Esagerazione ? No, verità. È piaciuto ai ragazzotti ribelli e avanguardistici di fine anni Cinquanta (notevole l'impatto sociale che ebbe "Il tuo bacio è come un rock"), è piaciuto alla destra ("Pregherò"), è piaciuto alla sinistra ("Il ragazzo della via Gluck"), è piaciuto agli adolescenti timidi e innamorati ("Una carezza in un pugno"), è piaciuto ai moralisti ("Mondo in Mi7a"), è piaciuto ai conservatori ("Chi non lavora non fa l'amore"), è piaciuto agli anziani ("Sotto le lenzuola"), è piaciuto al pubblico nazional-popolare di fine anni Settanta ("Ti avrò", "Soli"), è piaciuto ai critici ("L'emozione non ha voce"). Insomma, che vi piaccia o no, Celentano è piaciuto un pò a tutti.

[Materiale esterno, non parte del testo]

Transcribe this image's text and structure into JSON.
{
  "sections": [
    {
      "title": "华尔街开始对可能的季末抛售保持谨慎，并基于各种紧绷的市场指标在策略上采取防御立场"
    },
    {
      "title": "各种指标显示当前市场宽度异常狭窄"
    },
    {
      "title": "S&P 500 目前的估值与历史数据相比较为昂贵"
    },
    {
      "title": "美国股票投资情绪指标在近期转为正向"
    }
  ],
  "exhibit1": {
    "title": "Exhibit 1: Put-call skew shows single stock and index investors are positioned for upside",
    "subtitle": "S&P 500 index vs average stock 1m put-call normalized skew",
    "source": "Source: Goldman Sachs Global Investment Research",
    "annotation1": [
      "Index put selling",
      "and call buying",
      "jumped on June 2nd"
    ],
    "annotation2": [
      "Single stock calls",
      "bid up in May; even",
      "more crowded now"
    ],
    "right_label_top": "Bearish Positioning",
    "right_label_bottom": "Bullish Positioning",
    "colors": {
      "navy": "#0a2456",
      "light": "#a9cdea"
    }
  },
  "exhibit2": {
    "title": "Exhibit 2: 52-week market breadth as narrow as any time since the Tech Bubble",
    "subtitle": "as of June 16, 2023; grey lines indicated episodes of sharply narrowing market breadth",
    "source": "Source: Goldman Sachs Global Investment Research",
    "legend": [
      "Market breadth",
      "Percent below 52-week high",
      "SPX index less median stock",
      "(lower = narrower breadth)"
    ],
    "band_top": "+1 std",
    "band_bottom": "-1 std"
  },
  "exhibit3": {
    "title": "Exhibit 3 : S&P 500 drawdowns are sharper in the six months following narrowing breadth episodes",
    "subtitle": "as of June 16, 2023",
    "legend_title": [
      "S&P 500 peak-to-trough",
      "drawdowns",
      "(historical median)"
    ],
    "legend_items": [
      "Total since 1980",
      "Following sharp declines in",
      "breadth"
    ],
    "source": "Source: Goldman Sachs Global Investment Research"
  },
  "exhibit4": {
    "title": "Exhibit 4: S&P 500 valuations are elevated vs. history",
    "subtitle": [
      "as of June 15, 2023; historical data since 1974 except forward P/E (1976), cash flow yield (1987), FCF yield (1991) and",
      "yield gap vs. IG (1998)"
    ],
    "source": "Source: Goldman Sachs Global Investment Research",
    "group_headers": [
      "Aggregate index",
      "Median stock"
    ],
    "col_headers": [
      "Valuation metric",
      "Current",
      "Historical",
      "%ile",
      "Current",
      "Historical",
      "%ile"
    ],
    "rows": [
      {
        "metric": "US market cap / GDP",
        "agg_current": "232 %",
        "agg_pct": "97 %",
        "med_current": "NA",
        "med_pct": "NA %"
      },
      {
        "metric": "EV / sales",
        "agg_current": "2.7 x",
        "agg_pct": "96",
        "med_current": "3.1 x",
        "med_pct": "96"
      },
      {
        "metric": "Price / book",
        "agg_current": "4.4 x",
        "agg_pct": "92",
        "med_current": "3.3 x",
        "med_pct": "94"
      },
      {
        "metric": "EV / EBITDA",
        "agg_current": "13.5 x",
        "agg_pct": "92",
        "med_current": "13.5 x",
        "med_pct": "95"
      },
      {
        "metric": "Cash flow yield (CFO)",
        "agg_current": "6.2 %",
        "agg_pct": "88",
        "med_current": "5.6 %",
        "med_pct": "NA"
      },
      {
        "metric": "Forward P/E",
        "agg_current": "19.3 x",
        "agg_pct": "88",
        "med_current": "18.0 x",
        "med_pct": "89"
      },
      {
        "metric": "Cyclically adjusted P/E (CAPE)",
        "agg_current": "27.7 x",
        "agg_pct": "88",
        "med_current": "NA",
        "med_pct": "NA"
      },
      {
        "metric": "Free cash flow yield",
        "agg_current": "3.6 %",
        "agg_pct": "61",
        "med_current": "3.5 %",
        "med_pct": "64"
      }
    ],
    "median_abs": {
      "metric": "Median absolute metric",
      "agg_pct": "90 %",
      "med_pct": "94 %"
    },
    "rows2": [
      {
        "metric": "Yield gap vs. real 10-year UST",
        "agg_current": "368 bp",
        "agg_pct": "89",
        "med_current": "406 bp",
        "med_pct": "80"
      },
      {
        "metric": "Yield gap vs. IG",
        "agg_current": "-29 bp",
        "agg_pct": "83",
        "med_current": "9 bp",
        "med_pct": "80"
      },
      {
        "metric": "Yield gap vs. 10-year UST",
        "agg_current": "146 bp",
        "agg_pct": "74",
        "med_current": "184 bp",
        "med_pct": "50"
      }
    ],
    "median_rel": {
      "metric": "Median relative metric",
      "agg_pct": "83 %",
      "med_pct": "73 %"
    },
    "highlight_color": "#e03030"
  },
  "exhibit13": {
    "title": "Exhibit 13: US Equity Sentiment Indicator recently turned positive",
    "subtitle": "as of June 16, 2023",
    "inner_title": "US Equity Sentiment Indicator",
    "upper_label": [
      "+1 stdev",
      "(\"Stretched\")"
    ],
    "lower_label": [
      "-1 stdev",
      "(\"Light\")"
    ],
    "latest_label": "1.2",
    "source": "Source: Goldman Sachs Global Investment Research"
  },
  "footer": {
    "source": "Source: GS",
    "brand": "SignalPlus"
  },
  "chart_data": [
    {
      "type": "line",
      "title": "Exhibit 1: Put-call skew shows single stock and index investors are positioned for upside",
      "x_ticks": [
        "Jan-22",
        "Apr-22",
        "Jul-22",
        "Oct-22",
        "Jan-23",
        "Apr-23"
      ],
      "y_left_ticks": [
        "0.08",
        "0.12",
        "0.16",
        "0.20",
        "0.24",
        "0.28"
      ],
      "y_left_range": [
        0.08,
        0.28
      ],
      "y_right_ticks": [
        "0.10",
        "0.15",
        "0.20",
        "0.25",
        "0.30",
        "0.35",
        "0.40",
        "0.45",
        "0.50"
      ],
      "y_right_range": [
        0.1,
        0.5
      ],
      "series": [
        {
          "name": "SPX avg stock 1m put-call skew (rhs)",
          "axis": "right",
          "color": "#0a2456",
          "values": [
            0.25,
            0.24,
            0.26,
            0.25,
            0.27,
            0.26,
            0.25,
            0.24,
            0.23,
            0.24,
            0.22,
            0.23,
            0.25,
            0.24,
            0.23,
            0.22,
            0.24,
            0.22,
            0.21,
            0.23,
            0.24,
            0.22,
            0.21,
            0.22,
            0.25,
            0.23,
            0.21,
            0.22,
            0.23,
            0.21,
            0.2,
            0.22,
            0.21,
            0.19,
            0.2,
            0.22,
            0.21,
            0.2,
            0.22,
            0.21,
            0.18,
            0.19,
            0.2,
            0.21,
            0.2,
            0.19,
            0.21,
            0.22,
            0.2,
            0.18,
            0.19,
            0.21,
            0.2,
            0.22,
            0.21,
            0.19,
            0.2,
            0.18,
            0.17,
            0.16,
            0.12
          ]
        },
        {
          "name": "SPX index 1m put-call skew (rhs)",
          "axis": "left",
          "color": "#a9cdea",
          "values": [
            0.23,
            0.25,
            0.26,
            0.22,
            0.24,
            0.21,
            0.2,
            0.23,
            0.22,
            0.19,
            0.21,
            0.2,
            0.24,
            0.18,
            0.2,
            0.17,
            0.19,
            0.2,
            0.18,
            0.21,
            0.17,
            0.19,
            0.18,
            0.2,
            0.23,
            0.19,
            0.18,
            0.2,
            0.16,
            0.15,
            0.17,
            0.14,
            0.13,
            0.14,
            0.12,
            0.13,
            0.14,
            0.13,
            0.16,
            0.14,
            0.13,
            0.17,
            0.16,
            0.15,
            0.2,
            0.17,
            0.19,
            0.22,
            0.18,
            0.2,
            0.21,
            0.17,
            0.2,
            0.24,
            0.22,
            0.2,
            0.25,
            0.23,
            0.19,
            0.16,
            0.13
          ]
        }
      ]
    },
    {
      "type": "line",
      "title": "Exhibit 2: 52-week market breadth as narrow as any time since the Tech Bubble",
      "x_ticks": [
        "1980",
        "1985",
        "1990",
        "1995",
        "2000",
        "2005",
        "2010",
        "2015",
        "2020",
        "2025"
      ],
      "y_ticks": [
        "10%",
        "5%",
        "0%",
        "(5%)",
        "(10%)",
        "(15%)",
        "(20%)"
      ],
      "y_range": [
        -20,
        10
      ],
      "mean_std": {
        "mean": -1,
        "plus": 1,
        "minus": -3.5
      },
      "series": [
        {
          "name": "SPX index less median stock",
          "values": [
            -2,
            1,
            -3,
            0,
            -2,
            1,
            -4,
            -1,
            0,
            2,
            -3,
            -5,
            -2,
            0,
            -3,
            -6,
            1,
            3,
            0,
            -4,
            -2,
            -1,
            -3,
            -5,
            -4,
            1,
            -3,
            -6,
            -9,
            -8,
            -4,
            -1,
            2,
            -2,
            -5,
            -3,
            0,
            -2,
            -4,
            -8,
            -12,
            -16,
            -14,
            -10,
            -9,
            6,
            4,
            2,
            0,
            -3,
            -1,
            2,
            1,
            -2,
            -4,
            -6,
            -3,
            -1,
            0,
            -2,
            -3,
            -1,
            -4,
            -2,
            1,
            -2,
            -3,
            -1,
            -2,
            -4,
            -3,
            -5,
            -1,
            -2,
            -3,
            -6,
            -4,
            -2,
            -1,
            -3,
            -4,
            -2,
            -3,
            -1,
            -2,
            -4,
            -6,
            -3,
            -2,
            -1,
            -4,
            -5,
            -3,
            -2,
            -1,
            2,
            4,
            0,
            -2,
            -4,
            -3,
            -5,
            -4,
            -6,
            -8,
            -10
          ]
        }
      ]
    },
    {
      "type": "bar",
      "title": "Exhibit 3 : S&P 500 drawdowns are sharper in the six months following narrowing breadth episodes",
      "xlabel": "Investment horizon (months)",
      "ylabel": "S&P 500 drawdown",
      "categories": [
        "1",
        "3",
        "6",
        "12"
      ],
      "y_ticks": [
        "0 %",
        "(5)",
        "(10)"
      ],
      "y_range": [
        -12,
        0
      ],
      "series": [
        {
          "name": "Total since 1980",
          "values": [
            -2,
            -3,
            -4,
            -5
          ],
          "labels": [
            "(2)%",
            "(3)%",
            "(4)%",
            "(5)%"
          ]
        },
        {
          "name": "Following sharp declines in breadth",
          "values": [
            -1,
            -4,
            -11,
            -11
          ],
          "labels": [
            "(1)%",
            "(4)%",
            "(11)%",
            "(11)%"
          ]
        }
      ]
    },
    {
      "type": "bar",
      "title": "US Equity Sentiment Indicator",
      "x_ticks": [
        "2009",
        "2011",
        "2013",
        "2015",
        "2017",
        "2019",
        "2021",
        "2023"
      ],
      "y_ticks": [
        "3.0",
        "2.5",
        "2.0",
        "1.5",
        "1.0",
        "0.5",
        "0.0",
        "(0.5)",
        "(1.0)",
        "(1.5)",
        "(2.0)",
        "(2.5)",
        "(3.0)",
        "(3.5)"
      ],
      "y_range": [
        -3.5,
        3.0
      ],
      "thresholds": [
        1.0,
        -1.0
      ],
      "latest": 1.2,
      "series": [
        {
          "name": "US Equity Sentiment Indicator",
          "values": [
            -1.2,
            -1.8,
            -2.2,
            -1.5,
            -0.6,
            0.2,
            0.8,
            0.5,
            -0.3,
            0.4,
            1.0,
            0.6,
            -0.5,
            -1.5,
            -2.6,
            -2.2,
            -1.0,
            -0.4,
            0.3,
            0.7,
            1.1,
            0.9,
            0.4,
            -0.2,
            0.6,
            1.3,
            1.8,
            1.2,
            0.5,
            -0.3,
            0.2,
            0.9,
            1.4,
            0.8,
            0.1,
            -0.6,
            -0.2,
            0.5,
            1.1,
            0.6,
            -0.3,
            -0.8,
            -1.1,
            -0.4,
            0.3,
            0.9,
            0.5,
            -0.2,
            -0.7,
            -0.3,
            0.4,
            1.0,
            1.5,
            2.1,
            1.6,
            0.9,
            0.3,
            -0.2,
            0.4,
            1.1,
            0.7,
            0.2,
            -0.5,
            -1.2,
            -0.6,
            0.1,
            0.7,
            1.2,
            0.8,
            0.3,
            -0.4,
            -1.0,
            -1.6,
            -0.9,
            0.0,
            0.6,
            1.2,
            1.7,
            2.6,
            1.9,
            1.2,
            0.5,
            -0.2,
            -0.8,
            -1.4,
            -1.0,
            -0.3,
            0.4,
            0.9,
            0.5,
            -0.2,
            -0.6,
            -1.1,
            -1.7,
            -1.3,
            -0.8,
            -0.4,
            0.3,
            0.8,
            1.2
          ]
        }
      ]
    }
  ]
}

Dopo una serie di album più o meno raffazzonati ("Furore", 1962, "A New Orleans", 1963) Celentano sforna un album clamoroso, di enorme impatto commerciale, non perfetto eppure efficacissimo. Si tratta di "Non mi dir", album prodotto, per la prima volta, dall'etichetta discografica Clan, fondata, come noto, dallo stesso Celentano. Il Clan è una specie di organizzazione musicale in cui convivono una serie di amici (Ricky Gianco, Teo Teocoli, Don Backy, Gino Santercole, Milena Cantù) che tentano (meglio, dovrebbero tentare) di rinverdire i fasti americani (trasportati però in salsa italiana) del celeberrimo Clan Sinatra (Frank Sinatra, Sammy Davis Jr., Dean Martin). Celentano è, inevitabilmente, il Gran Boss di questo importantissimo Clan: a lui spettano le scelte musicali, a lui competono i diritti d'autore, è insomma una specie di Sinatra all'amatriciana.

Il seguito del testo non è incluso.